The rituals and traditions of the holidays in my home now look like a hodgepodge of cultures, childhood dreams and last-minute spending. There is an obscene pile of wrapped gifts under the tree – the untethered antidote to a sparse childhood. There are hand-crafted Advent calendars for each of us. We have an annual dinner of traditional Israeli and Palestinian dishes. We open gifts on Christmas Eve like the Europeans and more on Christmas morning like the Americans.

And we give. Any charity or nonprofit that ends up in my mailbox in December gets a check as I become a compulsive contributor to all good wills.

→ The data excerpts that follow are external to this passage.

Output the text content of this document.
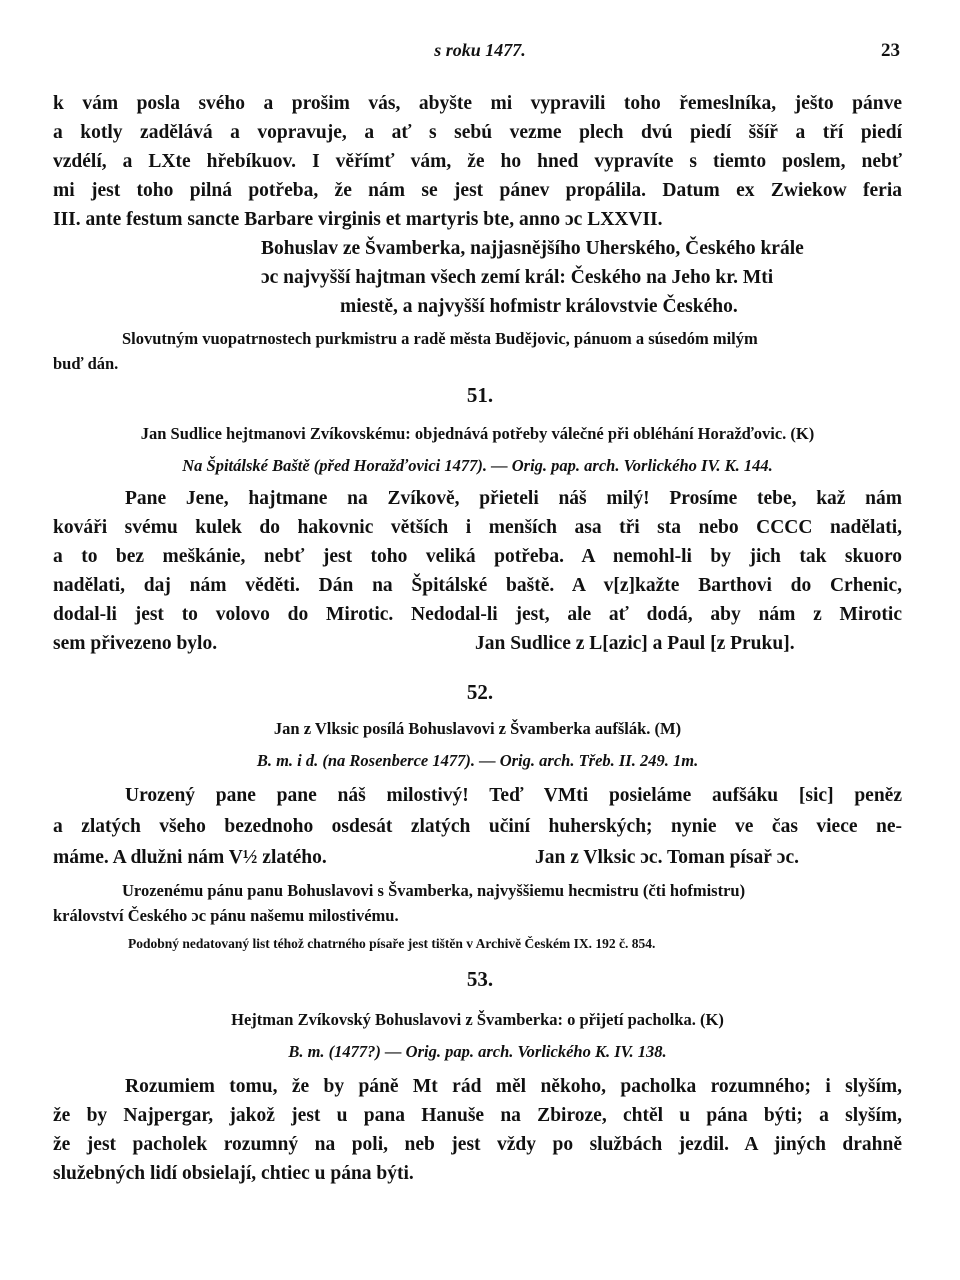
s roku 1477.	23
k vám posla svého a prošim vás, abyšte mi vypravili toho řemeslníka, ješto pánve
a kotly zadělává a vopravuje, a ať s sebú vezme plech dvú piedí ššíř a tří piedí
vzdélí, a LXte hřebíkuov. I věřímť vám, že ho hned vypravíte s tiemto poslem, nebť
mi jest toho pilná potřeba, že nám se jest pánev propálila. Datum ex Zwiekow feria
III. ante festum sancte Barbare virginis et martyris bte, anno ɔc LXXVII.
Bohuslav ze Švamberka, najjasnějšího Uherského, Českého krále
ɔc najvyšší hajtman všech zemí král: Českého na Jeho kr. Mti
miestě, a najvyšší hofmistr královstvie Českého.
Slovutným vuopatrnostech purkmistru a radě města Budějovic, pánuom a súsedóm milým
buď dán.
51.
Jan Sudlice hejtmanovi Zvíkovskému: objednává potřeby válečné při obléhání Horažďovic. (K)
Na Špitálské Baště (před Horažďovici 1477). — Orig. pap. arch. Vorlického IV. K. 144.
Pane Jene, hajtmane na Zvíkově, přieteli náš milý! Prosíme tebe, kaž nám
kováři svému kulek do hakovnic větších i menších asa tři sta nebo CCCC nadělati,
a to bez meškánie, nebť jest toho veliká potřeba. A nemohl-li by jich tak skuoro
nadělati, daj nám věděti. Dán na Špitálské baště. A v[z]kažte Barthovi do Crhenic,
dodal-li jest to volovo do Mirotic. Nedodal-li jest, ale ať dodá, aby nám z Mirotic
sem přivezeno bylo.	Jan Sudlice z L[azic] a Paul [z Pruku].
52.
Jan z Vlksic posílá Bohuslavovi z Švamberka aufšlák. (M)
B. m. i d. (na Rosenberce 1477). — Orig. arch. Třeb. II. 249. 1m.
Urozený pane pane náš milostivý! Teď VMti posieláme aufšáku [sic] peněz
a zlatých všeho bezednoho osdesát zlatých učiní huherských; nynie ve čas viece ne-
máme. A dlužni nám V½ zlatého.	Jan z Vlksic ɔc. Toman písař ɔc.
Urozenému pánu panu Bohuslavovi s Švamberka, najvyššiemu hecmistru (čti hofmistru)
království Českého ɔc pánu našemu milostivému.
Podobný nedatovaný list téhož chatrného písaře jest tištěn v Archivě Českém IX. 192 č. 854.
53.
Hejtman Zvíkovský Bohuslavovi z Švamberka: o přijetí pacholka. (K)
B. m. (1477?) — Orig. pap. arch. Vorlického K. IV. 138.
Rozumiem tomu, že by páně Mt rád měl někoho, pacholka rozumného; i slyším,
že by Najpergar, jakož jest u pana Hanuše na Zbiroze, chtěl u pána býti; a slyším,
že jest pacholek rozumný na poli, neb jest vždy po službách jezdil. A jiných drahně
služebných lidí obsielají, chtiec u pána býti.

It is the giving that fulfills me most, but still there are spaces I have not known how to best fill. My soft spot for animal shelters and land trusts does not replace my missing grandmother and her insistence on making camcorder videos of every gift opening.

As the season reaches its crescendo, I find myself filling the voids at the dinner table and in my heart by knitting that which was beautiful in my past into the essence of my present. And yes, it might resemble an ugly Christmas sweater, but it’s cozy and comforting all the same. The tag scratches a bit.

But the holidays, then and now, derive their meaning from the very same fibers: our best attempts at love and gratitude and connection.

I hope all are abundant in your own homes this year.